RATING SENSITIVITIES
Rating Outlooks for all classes remain Stable as a result of the improved credit enhancement to the pool and overall stable performance of the underlying assets. Future upgrades may be limited due to concerns that the current pattern of releases, which involved only the more traditionally stable medical office properties, will continue. Further, Fitch expects to see a period of sustained improved performance prior to any upgrades. Downgrades to the classes are possible should an asset level or economic event cause a decline in pool performance.
USE OF THIRD-PARTY DUE DILIGENCE PURSUANT TO SEC RULE 17G-10
No third-party due diligence was provided or reviewed in relation to this rating action.

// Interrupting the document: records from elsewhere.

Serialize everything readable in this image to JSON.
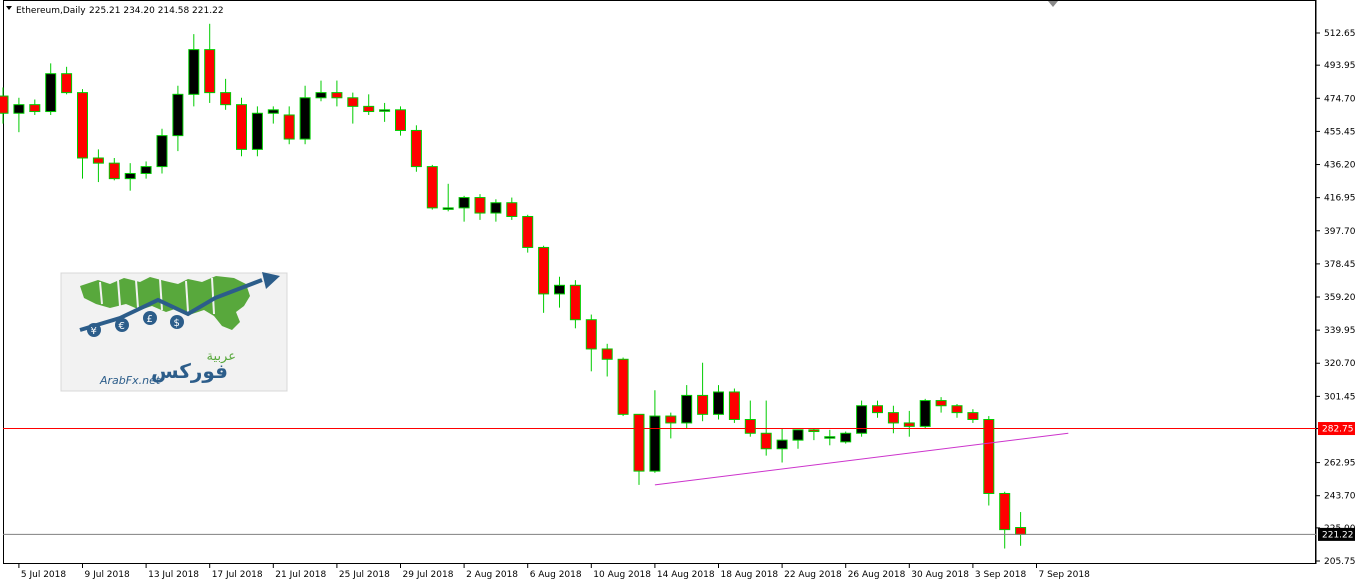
{
  "header": {
    "symbol": "Ethereum,Daily",
    "ohlc": "225.21 234.20 214.58 221.22"
  },
  "logo": {
    "arabic_top": "عربية",
    "arabic_main": "فوركس",
    "site": "ArabFx.net",
    "currency_symbols": [
      "¥",
      "€",
      "£",
      "$"
    ]
  },
  "colors": {
    "bull_body": "#000000",
    "bear_body": "#ff0000",
    "wick": "#00cc00",
    "level_line": "#ff0000",
    "trend_line": "#cc33cc",
    "bid_line": "#808080",
    "tag_bg": "#ff0000",
    "tag_text": "#ffffff",
    "bid_tag_bg": "#000000",
    "bid_tag_text": "#ffffff"
  },
  "chart_data": {
    "type": "candlestick",
    "ylim": [
      205.75,
      530
    ],
    "yticks": [
      "512.65",
      "493.95",
      "474.70",
      "455.45",
      "436.20",
      "416.95",
      "397.70",
      "378.45",
      "359.20",
      "339.95",
      "320.70",
      "301.45",
      "282.75",
      "262.95",
      "243.70",
      "225.00",
      "205.75"
    ],
    "xtick_labels": [
      "5 Jul 2018",
      "9 Jul 2018",
      "13 Jul 2018",
      "17 Jul 2018",
      "21 Jul 2018",
      "25 Jul 2018",
      "29 Jul 2018",
      "2 Aug 2018",
      "6 Aug 2018",
      "10 Aug 2018",
      "14 Aug 2018",
      "18 Aug 2018",
      "22 Aug 2018",
      "26 Aug 2018",
      "30 Aug 2018",
      "3 Sep 2018",
      "7 Sep 2018"
    ],
    "level_line": {
      "value": 282.75,
      "label": "282.75"
    },
    "bid_line": {
      "value": 221.22,
      "label": "221.22"
    },
    "trend_line": {
      "from": [
        "14 Aug 2018",
        250
      ],
      "to": [
        "9 Sep 2018",
        280
      ]
    },
    "candles": [
      {
        "date": "4 Jul 2018",
        "o": 476,
        "h": 481,
        "l": 460,
        "c": 466
      },
      {
        "date": "5 Jul 2018",
        "o": 466,
        "h": 475,
        "l": 455,
        "c": 471
      },
      {
        "date": "6 Jul 2018",
        "o": 471,
        "h": 474,
        "l": 465,
        "c": 467
      },
      {
        "date": "7 Jul 2018",
        "o": 467,
        "h": 495,
        "l": 465,
        "c": 489
      },
      {
        "date": "8 Jul 2018",
        "o": 489,
        "h": 493,
        "l": 477,
        "c": 478
      },
      {
        "date": "9 Jul 2018",
        "o": 478,
        "h": 480,
        "l": 428,
        "c": 440
      },
      {
        "date": "10 Jul 2018",
        "o": 440,
        "h": 445,
        "l": 426,
        "c": 437
      },
      {
        "date": "11 Jul 2018",
        "o": 437,
        "h": 440,
        "l": 427,
        "c": 428
      },
      {
        "date": "12 Jul 2018",
        "o": 428,
        "h": 437,
        "l": 421,
        "c": 431
      },
      {
        "date": "13 Jul 2018",
        "o": 431,
        "h": 438,
        "l": 428,
        "c": 435
      },
      {
        "date": "14 Jul 2018",
        "o": 435,
        "h": 457,
        "l": 431,
        "c": 453
      },
      {
        "date": "15 Jul 2018",
        "o": 453,
        "h": 482,
        "l": 444,
        "c": 477
      },
      {
        "date": "16 Jul 2018",
        "o": 477,
        "h": 512,
        "l": 470,
        "c": 503
      },
      {
        "date": "17 Jul 2018",
        "o": 503,
        "h": 518,
        "l": 472,
        "c": 478
      },
      {
        "date": "18 Jul 2018",
        "o": 478,
        "h": 486,
        "l": 468,
        "c": 471
      },
      {
        "date": "19 Jul 2018",
        "o": 471,
        "h": 475,
        "l": 441,
        "c": 445
      },
      {
        "date": "20 Jul 2018",
        "o": 445,
        "h": 470,
        "l": 441,
        "c": 466
      },
      {
        "date": "21 Jul 2018",
        "o": 466,
        "h": 470,
        "l": 460,
        "c": 468
      },
      {
        "date": "22 Jul 2018",
        "o": 465,
        "h": 470,
        "l": 448,
        "c": 451
      },
      {
        "date": "23 Jul 2018",
        "o": 451,
        "h": 482,
        "l": 448,
        "c": 475
      },
      {
        "date": "24 Jul 2018",
        "o": 475,
        "h": 485,
        "l": 473,
        "c": 478
      },
      {
        "date": "25 Jul 2018",
        "o": 478,
        "h": 485,
        "l": 470,
        "c": 475
      },
      {
        "date": "26 Jul 2018",
        "o": 475,
        "h": 478,
        "l": 460,
        "c": 470
      },
      {
        "date": "27 Jul 2018",
        "o": 470,
        "h": 477,
        "l": 465,
        "c": 467
      },
      {
        "date": "28 Jul 2018",
        "o": 468,
        "h": 472,
        "l": 461,
        "c": 468
      },
      {
        "date": "29 Jul 2018",
        "o": 468,
        "h": 470,
        "l": 453,
        "c": 456
      },
      {
        "date": "30 Jul 2018",
        "o": 456,
        "h": 459,
        "l": 432,
        "c": 435
      },
      {
        "date": "31 Jul 2018",
        "o": 435,
        "h": 436,
        "l": 410,
        "c": 411
      },
      {
        "date": "1 Aug 2018",
        "o": 411,
        "h": 425,
        "l": 409,
        "c": 411
      },
      {
        "date": "2 Aug 2018",
        "o": 411,
        "h": 418,
        "l": 403,
        "c": 417
      },
      {
        "date": "3 Aug 2018",
        "o": 417,
        "h": 419,
        "l": 404,
        "c": 408
      },
      {
        "date": "4 Aug 2018",
        "o": 408,
        "h": 416,
        "l": 403,
        "c": 414
      },
      {
        "date": "5 Aug 2018",
        "o": 414,
        "h": 417,
        "l": 404,
        "c": 406
      },
      {
        "date": "6 Aug 2018",
        "o": 406,
        "h": 407,
        "l": 385,
        "c": 388
      },
      {
        "date": "7 Aug 2018",
        "o": 388,
        "h": 389,
        "l": 350,
        "c": 361
      },
      {
        "date": "8 Aug 2018",
        "o": 361,
        "h": 371,
        "l": 353,
        "c": 366
      },
      {
        "date": "9 Aug 2018",
        "o": 366,
        "h": 369,
        "l": 341,
        "c": 346
      },
      {
        "date": "10 Aug 2018",
        "o": 346,
        "h": 349,
        "l": 316,
        "c": 329
      },
      {
        "date": "11 Aug 2018",
        "o": 329,
        "h": 332,
        "l": 313,
        "c": 323
      },
      {
        "date": "12 Aug 2018",
        "o": 323,
        "h": 324,
        "l": 290,
        "c": 291
      },
      {
        "date": "13 Aug 2018",
        "o": 291,
        "h": 291,
        "l": 250,
        "c": 258
      },
      {
        "date": "14 Aug 2018",
        "o": 258,
        "h": 305,
        "l": 257,
        "c": 290
      },
      {
        "date": "15 Aug 2018",
        "o": 290,
        "h": 292,
        "l": 277,
        "c": 286
      },
      {
        "date": "16 Aug 2018",
        "o": 286,
        "h": 308,
        "l": 283,
        "c": 302
      },
      {
        "date": "17 Aug 2018",
        "o": 302,
        "h": 321,
        "l": 287,
        "c": 291
      },
      {
        "date": "18 Aug 2018",
        "o": 291,
        "h": 308,
        "l": 288,
        "c": 304
      },
      {
        "date": "19 Aug 2018",
        "o": 304,
        "h": 306,
        "l": 286,
        "c": 288
      },
      {
        "date": "20 Aug 2018",
        "o": 288,
        "h": 299,
        "l": 278,
        "c": 280
      },
      {
        "date": "21 Aug 2018",
        "o": 280,
        "h": 299,
        "l": 267,
        "c": 271
      },
      {
        "date": "22 Aug 2018",
        "o": 271,
        "h": 283,
        "l": 263,
        "c": 276
      },
      {
        "date": "23 Aug 2018",
        "o": 276,
        "h": 282,
        "l": 271,
        "c": 282
      },
      {
        "date": "24 Aug 2018",
        "o": 282,
        "h": 283,
        "l": 276,
        "c": 281
      },
      {
        "date": "25 Aug 2018",
        "o": 278,
        "h": 282,
        "l": 273,
        "c": 278
      },
      {
        "date": "26 Aug 2018",
        "o": 275,
        "h": 281,
        "l": 274,
        "c": 280
      },
      {
        "date": "27 Aug 2018",
        "o": 280,
        "h": 299,
        "l": 278,
        "c": 296
      },
      {
        "date": "28 Aug 2018",
        "o": 296,
        "h": 299,
        "l": 289,
        "c": 292
      },
      {
        "date": "29 Aug 2018",
        "o": 292,
        "h": 296,
        "l": 280,
        "c": 286
      },
      {
        "date": "30 Aug 2018",
        "o": 286,
        "h": 293,
        "l": 278,
        "c": 284
      },
      {
        "date": "31 Aug 2018",
        "o": 284,
        "h": 300,
        "l": 283,
        "c": 299
      },
      {
        "date": "1 Sep 2018",
        "o": 299,
        "h": 301,
        "l": 292,
        "c": 296
      },
      {
        "date": "2 Sep 2018",
        "o": 296,
        "h": 297,
        "l": 289,
        "c": 292
      },
      {
        "date": "3 Sep 2018",
        "o": 292,
        "h": 294,
        "l": 286,
        "c": 288
      },
      {
        "date": "4 Sep 2018",
        "o": 288,
        "h": 290,
        "l": 238,
        "c": 245
      },
      {
        "date": "5 Sep 2018",
        "o": 245,
        "h": 246,
        "l": 213,
        "c": 224
      },
      {
        "date": "6 Sep 2018",
        "o": 225.21,
        "h": 234.2,
        "l": 214.58,
        "c": 221.22
      }
    ]
  }
}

Fitch affirms the following ratings:
--$81.4 million A-FL1 at 'AAAsf'; Outlook Stable;
--$27.5 million class A-FL2 at 'AAAsf'; Outlook Stable;
--$119 million class A-FX at 'AAAsf'; Outlook Stable;
--$321.5 class X-FX* at 'AAsf'; Outlook Stable;
--$202.4 million class B-FX at 'AAsf'; Outlook Stable;
--$151.2 million class C-FX at 'Asf'; Outlook Stable;
--$192.2 million class D-FX at 'BBB-sf'; Outlook Stable;
--$215.5 million class E-FX at 'BB-sf'; Outlook Stable;
--$180 million class F-FX at 'B-sf'; Outlook Stable.
*Interest only class.
Fitch does not rate classes X-EXT and G-FX.